Top Review by Annacia
WOW, this is fantastic! As a diabetic I love barley for two reasons, it's taste and texture & it has the lowest G.I. (glycemic index) of any grain. I've made breakfast cereal with it and bread but somehow it never occurred to me to treat it as a side dish. Let me tell you that barley will now be replacing rice and potatoes fairly often on my table. this recipe is very simple and delivers really outstanding flavor that should please everyone in the family. You may not want to tell them that it's very healthy. Lastly, I want to say that I didn't use the ask for oil, it's a small amount that I really saw no need for and as I was quick frying the meat strips (something that I very rarely do) I was happy not to add any to the barley.

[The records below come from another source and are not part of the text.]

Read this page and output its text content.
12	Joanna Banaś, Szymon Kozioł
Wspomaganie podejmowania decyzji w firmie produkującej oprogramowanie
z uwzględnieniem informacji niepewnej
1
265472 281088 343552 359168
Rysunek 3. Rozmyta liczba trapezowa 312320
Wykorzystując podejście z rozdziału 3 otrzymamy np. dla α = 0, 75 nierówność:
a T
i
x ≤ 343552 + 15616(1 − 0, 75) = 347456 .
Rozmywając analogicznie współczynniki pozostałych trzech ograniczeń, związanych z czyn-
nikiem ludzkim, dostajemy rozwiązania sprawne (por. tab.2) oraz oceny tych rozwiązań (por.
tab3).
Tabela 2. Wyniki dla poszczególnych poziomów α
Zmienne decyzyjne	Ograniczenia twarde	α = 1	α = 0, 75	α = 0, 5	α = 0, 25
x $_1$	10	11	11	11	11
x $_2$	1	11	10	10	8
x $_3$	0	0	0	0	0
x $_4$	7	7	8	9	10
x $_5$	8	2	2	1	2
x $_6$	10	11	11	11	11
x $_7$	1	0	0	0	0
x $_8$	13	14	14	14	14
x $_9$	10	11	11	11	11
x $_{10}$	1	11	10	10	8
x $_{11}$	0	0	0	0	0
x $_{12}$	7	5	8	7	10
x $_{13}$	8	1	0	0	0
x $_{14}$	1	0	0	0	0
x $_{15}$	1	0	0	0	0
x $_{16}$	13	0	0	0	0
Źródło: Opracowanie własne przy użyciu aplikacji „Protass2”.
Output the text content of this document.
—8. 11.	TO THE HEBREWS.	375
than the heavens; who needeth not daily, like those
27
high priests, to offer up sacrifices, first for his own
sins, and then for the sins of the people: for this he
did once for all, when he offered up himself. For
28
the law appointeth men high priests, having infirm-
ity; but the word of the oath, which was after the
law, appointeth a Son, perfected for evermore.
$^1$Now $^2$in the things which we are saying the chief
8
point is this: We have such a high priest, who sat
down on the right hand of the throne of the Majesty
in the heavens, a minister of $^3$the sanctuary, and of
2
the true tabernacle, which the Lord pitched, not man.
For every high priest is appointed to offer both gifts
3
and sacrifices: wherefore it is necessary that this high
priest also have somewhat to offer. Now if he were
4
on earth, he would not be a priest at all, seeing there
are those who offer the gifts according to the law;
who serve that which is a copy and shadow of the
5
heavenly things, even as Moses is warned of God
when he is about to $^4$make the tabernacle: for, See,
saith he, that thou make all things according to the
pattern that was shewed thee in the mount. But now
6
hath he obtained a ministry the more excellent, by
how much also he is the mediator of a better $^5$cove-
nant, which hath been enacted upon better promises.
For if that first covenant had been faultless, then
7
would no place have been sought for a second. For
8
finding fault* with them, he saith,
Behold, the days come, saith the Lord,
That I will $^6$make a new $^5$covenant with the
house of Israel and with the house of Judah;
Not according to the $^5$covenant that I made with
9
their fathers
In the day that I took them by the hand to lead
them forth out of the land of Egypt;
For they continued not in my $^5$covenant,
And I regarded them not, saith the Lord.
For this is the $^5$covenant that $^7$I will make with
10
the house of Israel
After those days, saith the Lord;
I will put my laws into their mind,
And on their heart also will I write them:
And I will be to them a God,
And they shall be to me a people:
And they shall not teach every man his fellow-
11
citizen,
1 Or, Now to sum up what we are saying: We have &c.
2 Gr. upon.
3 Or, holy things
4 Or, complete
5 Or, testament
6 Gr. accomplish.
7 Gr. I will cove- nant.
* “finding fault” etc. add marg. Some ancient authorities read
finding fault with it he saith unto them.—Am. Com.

- 1 1⁄2 cups water (chicken or vegetable) or 1 1⁄2 cups broth (chicken or vegetable)
- 1 tablespoon extra-virgin olive oil
- 1⁄4 teaspoon fresh ground black pepper
- 3⁄4 cup quick-cooking barley
- 1⁄4 cup shaved fresh parmesan cheese, about 1 ounce
- 1 tablespoon grated lemon zest
- 1 tablespoon chopped fresh parsley
Directions See How It's Made
- Combine the water or broth, olive oil and pepper in a medium saucepan and bring to a boil.
- Stir in the barley, cover, reduce heat and simmer 13 minutes or until tender and liquid is absorbed.
- Remove pan from heat; stir in cheese, lemon zest, and parsley. Cover and let stand 5 minutes. Fluff with fork before serving.